Delusional hack crank journalist and dualist Bryan Appleyard is British. Dr. Emoto-fan David Anselmo is Marketing Director for some spa in
Colorado and a true piece of pie – he is probably a nice person, but he also
claimed that we could clean the Gulf from the oil spill by uniting our energy in prayer – but may be too minor for a separate entry.

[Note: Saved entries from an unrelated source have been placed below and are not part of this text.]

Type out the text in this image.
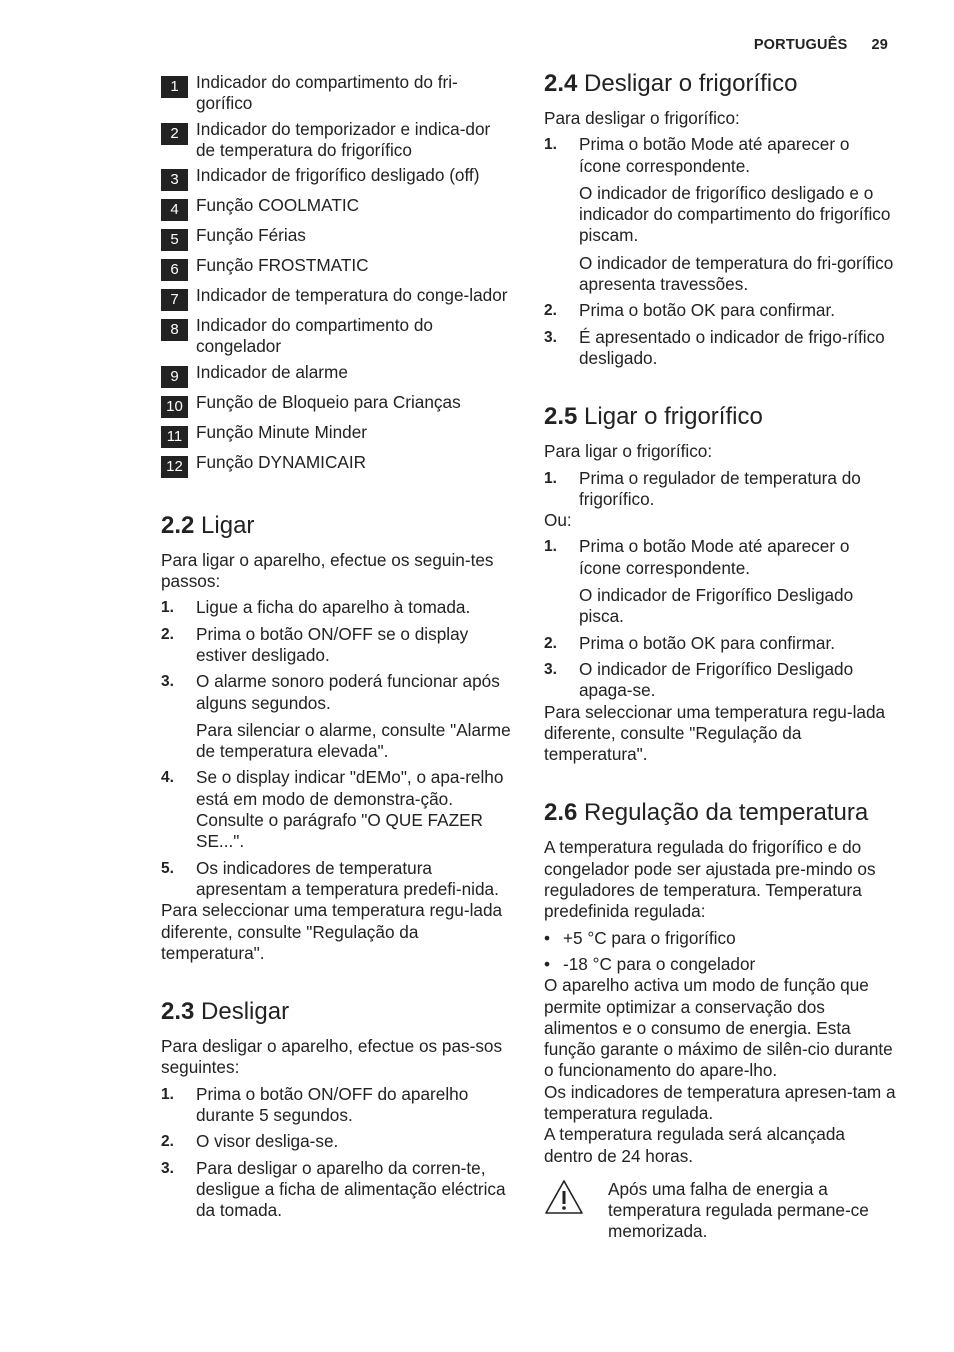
PORTUGUÊS 29
1	Indicador do compartimento do fri-gorífico
2	Indicador do temporizador e indica-dor de temperatura do frigorífico
3	Indicador de frigorífico desligado (off)
4	Função COOLMATIC
5	Função Férias
6	Função FROSTMATIC
7	Indicador de temperatura do conge-lador
8	Indicador do compartimento do congelador
9	Indicador de alarme
10 Função de Bloqueio para Crianças
11 Função Minute Minder
12 Função DYNAMICAIR
2.2 Ligar

Para ligar o aparelho, efectue os seguin-tes passos:

1.	Ligue a ficha do aparelho à tomada.
2.	Prima o botão ON/OFF se o display estiver desligado.
3.	O alarme sonoro poderá funcionar após alguns segundos.

Para silenciar o alarme, consulte "Alarme de temperatura elevada".

4.	Se o display indicar "dEMo", o apa-relho está em modo de demonstra-ção. Consulte o parágrafo "O QUE FAZER SE...".
5.	Os indicadores de temperatura apresentam a temperatura predefi-nida.

Para seleccionar uma temperatura regu-lada diferente, consulte "Regulação da temperatura".

2.3 Desligar

Para desligar o aparelho, efectue os pas-sos seguintes:

1.	Prima o botão ON/OFF do aparelho durante 5 segundos.
2.	O visor desliga-se.
3.	Para desligar o aparelho da corren-te, desligue a ficha de alimentação eléctrica da tomada.
2.4 Desligar o frigorífico

Para desligar o frigorífico:

1.	Prima o botão Mode até aparecer o ícone correspondente.

O indicador de frigorífico desligado e o indicador do compartimento do frigorífico piscam.

O indicador de temperatura do fri-gorífico apresenta travessões.

2.	Prima o botão OK para confirmar.
3.	É apresentado o indicador de frigo-rífico desligado.
2.5 Ligar o frigorífico

Para ligar o frigorífico:

1.	Prima o regulador de temperatura do frigorífico.

Ou:

1.	Prima o botão Mode até aparecer o ícone correspondente.

O indicador de Frigorífico Desligado pisca.

2.	Prima o botão OK para confirmar.
3.	O indicador de Frigorífico Desligado apaga-se.

Para seleccionar uma temperatura regu-lada diferente, consulte "Regulação da temperatura".

2.6 Regulação da temperatura

A temperatura regulada do frigorífico e do congelador pode ser ajustada pre-mindo os reguladores de temperatura. Temperatura predefinida regulada:

• +5 °C para o frigorífico
• -18 °C para o congelador

O aparelho activa um modo de função que permite optimizar a conservação dos alimentos e o consumo de energia. Esta função garante o máximo de silên-cio durante o funcionamento do apare-lho.

Os indicadores de temperatura apresen-tam a temperatura regulada.

A temperatura regulada será alcançada dentro de 24 horas.

Após uma falha de energia a temperatura regulada permane-ce memorizada.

Few people would call Rolando Arafiles a “nice guy”,
however. Arafiles’s rose to notoriety through his malicious actions September
2009. Background: two nurses reported dr. Arafiles for dubious practices
(well-documented) at the Winkler County Memorial Hospital, and Arafiles
responded by contacting his friend and patient, sheriff Robert Roberts, who got
both nurses jailed for “misuse of government information” and HIPAA violations
(despite strong protests from the Texas Medical Board). The full story is here.
It even went to trial.
Now, despicable, immoral and vile behavior isn’t sufficient
to qualify for an entry in the encyclopedia. But the nurses were of course
entirely correct. Arafiles is a supreme crackpot with a penchant for colloidal silver,
alkalized water,
homeopathy,
intravenous hydrogen peroxide,
bioluminescence therapy (no idea), anti-vaccinationist rhetoric,
rantings about Morgellon’s disease,
and more or less all woo that comes his way. His full lunacy is documented
here, and here, and here.
Now, the Texas Board of Medicine finally took action against him in 2010, and he seems to have been neutralized,
but that doesn’t make him less of a loon.
He has
received at least some recognition for his work, however. In 2011 he made it
onto Medscape’s list of the worst doctors of the year.
Diagnosis:
Woo-wielder supreme; gullible but malicious loon; has caused a lot of trouble
but is hopefully neutralized at present even though the wingnuts of the
Association of American Physicians and Surgeons – the arch-rigthwing looney club legally represented by Andy Schlafly – has tried to portray him as a martyr.
I was just listening to the "This American Life" episode about his quackery again today, and the people they talked to in Kermit said that Arafiles did come across as a "super nice guy" and that "everyone was charmed by him," which may explain why he was able to get away with what he was doing for as long as he did.